Shabana Azmi, the legendary Indian actress was the chief guest at the launch of website of the community women’s group Indian Ladies in UK.
The actress – who is renowned for her work as an advocate for social justice as much as she is for her work on screen and stage – is no stranger to Westminster, having been awarded the Gandhi International Peace Prize in 2006.
Lords of the realm were enraptured by Azmi’s address to the upper chamber of the UK parliament then and on Thursday 09 March, an audience of first generation Indian migrant women settled in the UK were the audience.
The actress, resplendent in one of her vintage sarees, delivered a sweeping speech taking in the issues of identity, integration and equality castigating the rise of the politics of intolerance spreading throughout the world and in India.
“The ILUK has a formidable 16000 members and its motto is ‘Empowered Women Empowering Women because women anywhere must stand together in solidarity and sisterhood. ILUK believes that a deep rooted understanding and appreciation of one’s culture is vital in helping to understand one’s adopted culture, thereby improving and strengthening a better integration of the migrants with the mainstream.
“But we need to recognise that today migrants are not separate from the mainstream – in fact in most countries they are the mainstream and we must stop regarding them as ‘the other’ if we have to reach any understanding of the complexities of Identity and Integration. “said Azmi
Excerpts from Shabana Azmi’s speech.
““In the present global political scenario with Donald Trump’s vision of integration or in the wake of the Brexit vote or closer to home to the rise of the BJP, the fundamental question is how do we embrace diversity and celebrate multi-culturalism?”

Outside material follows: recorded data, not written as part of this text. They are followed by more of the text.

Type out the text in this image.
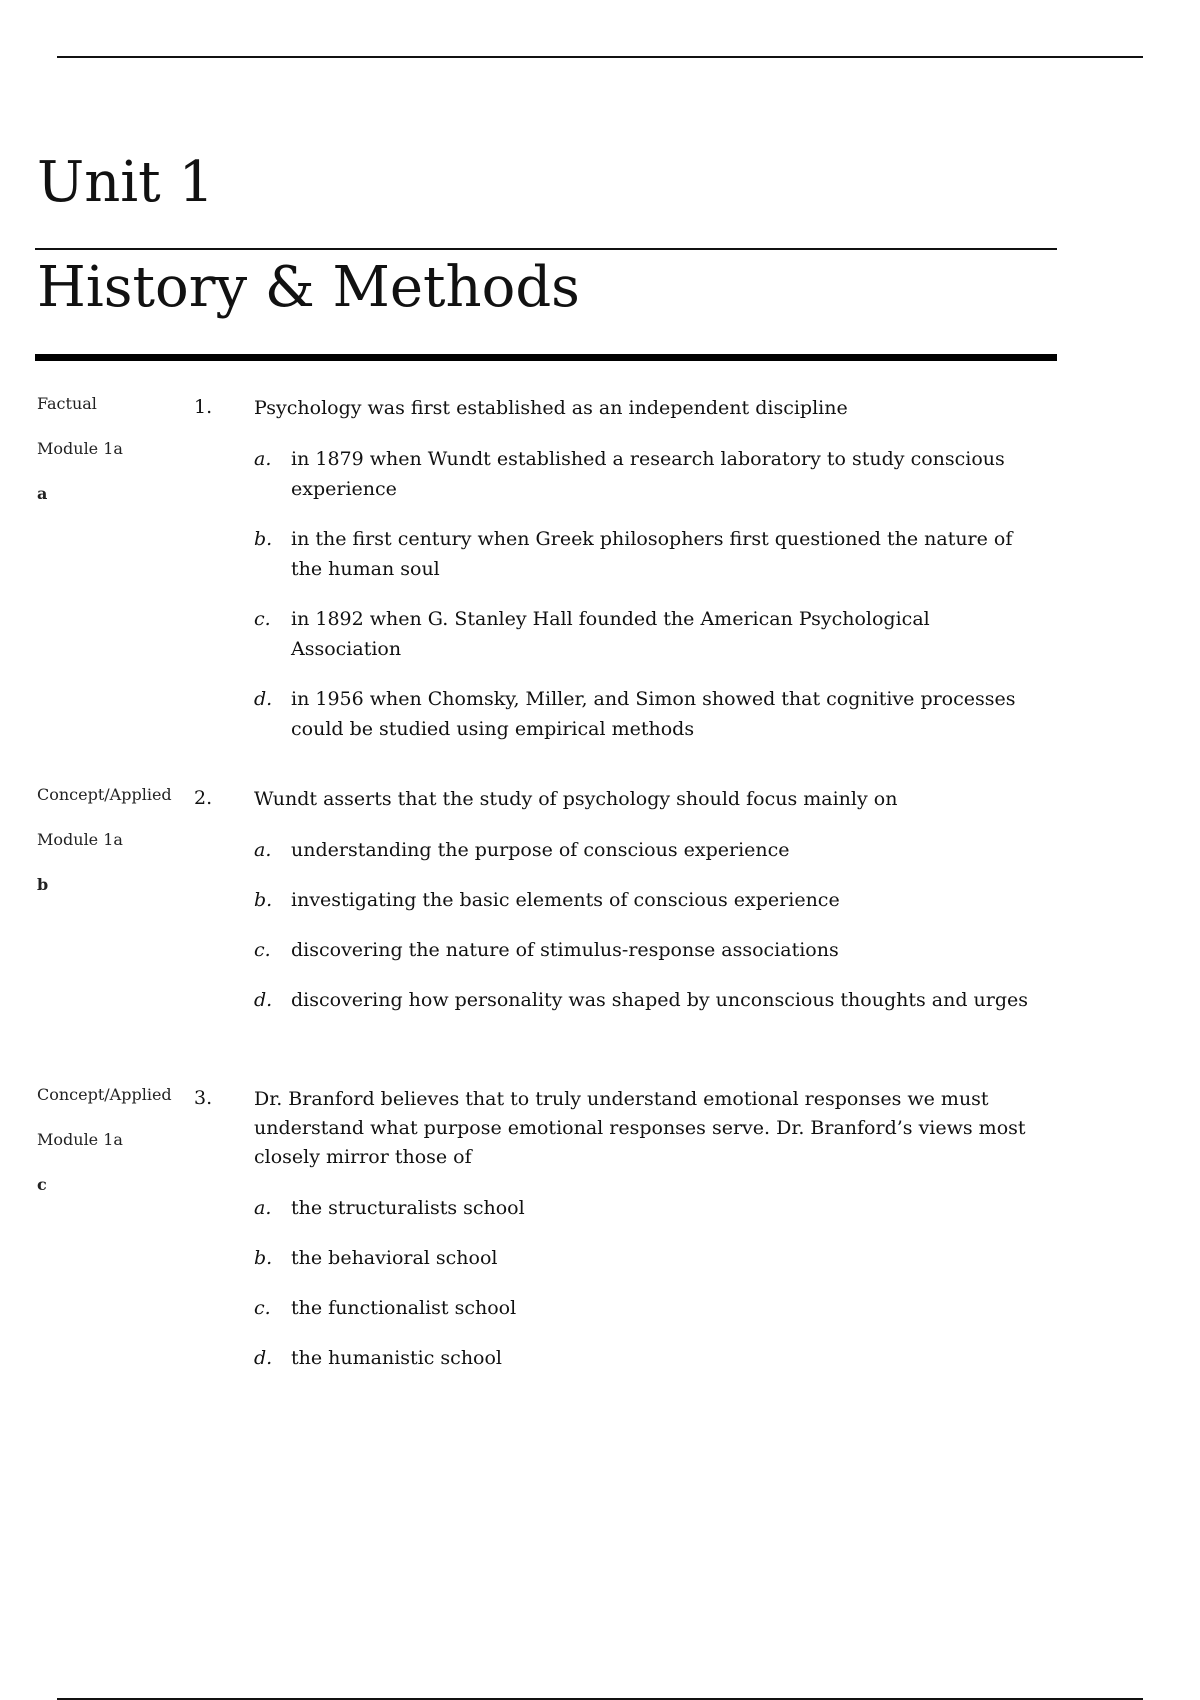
Unit 1
History & Methods
Factual
Module 1a
a
1. Psychology was first established as an independent discipline

a. in 1879 when Wundt established a research laboratory to study conscious experience
b. in the first century when Greek philosophers first questioned the nature of the human soul
c. in 1892 when G. Stanley Hall founded the American Psychological Association
d. in 1956 when Chomsky, Miller, and Simon showed that cognitive processes could be studied using empirical methods
Concept/Applied
Module 1a
b
2. Wundt asserts that the study of psychology should focus mainly on

a. understanding the purpose of conscious experience
b. investigating the basic elements of conscious experience
c. discovering the nature of stimulus-response associations
d. discovering how personality was shaped by unconscious thoughts and urges
Concept/Applied
Module 1a
c
3. Dr. Branford believes that to truly understand emotional responses we must understand what purpose emotional responses serve. Dr. Branford’s views most closely mirror those of

a. the structuralists school
b. the behavioral school
c. the functionalist school
d. the humanistic school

““If you ask me who I am, I will say I’m a woman, an Indian, a daughter, wife, actress, Muslim, activist etc – my being Muslim is only one of the aspects of who I am but all over the world it seems as though a concerted effort is being made to compress identity into the narrow confines of the religion I happen to have been born into at the exclusion of all other aspects of my identity.”
“I am an Indian Muslim and I feel no affinity to the Saudi Arabian Muslim. I feel much closer to my Indian Hindu, Indian Christian and Indian Sikh friends. What I have with them in common is a shared history, a shared identity and a shared future. As a Muslim in India, because I live in a democracy I have a stake and a claim in aspiring to be the President of India, a world famous cricketer, a global film star, a successful entrepreneur because I have the space and the opportunity to dream and the wherewithal to attain it.”
“So suddenly, I have the word “Muslim” hurled at me either as an accusation or with kid gloves – it makes me self-conscious in a way I’ve never experienced before. To argue that there is a Pan Islamic identity that subsumes all identities is factually incorrect. Islam resides in more than 53 countries in the world and takes on the culture of the country in which it is practised. So it is liberal in some countries, it is moderate in some and it is intolerant in some others.”
For me Muslim means Urdu, Biryani, Eid, the Urdu language and my ganga jamuni tehzeeb, my composite culture.”
Shabana Azmi runs Mijwan Welfare Society, a charity dedicated to the welfare of girls in Mijwan, her ancestral village in Uttar Pradesh, India.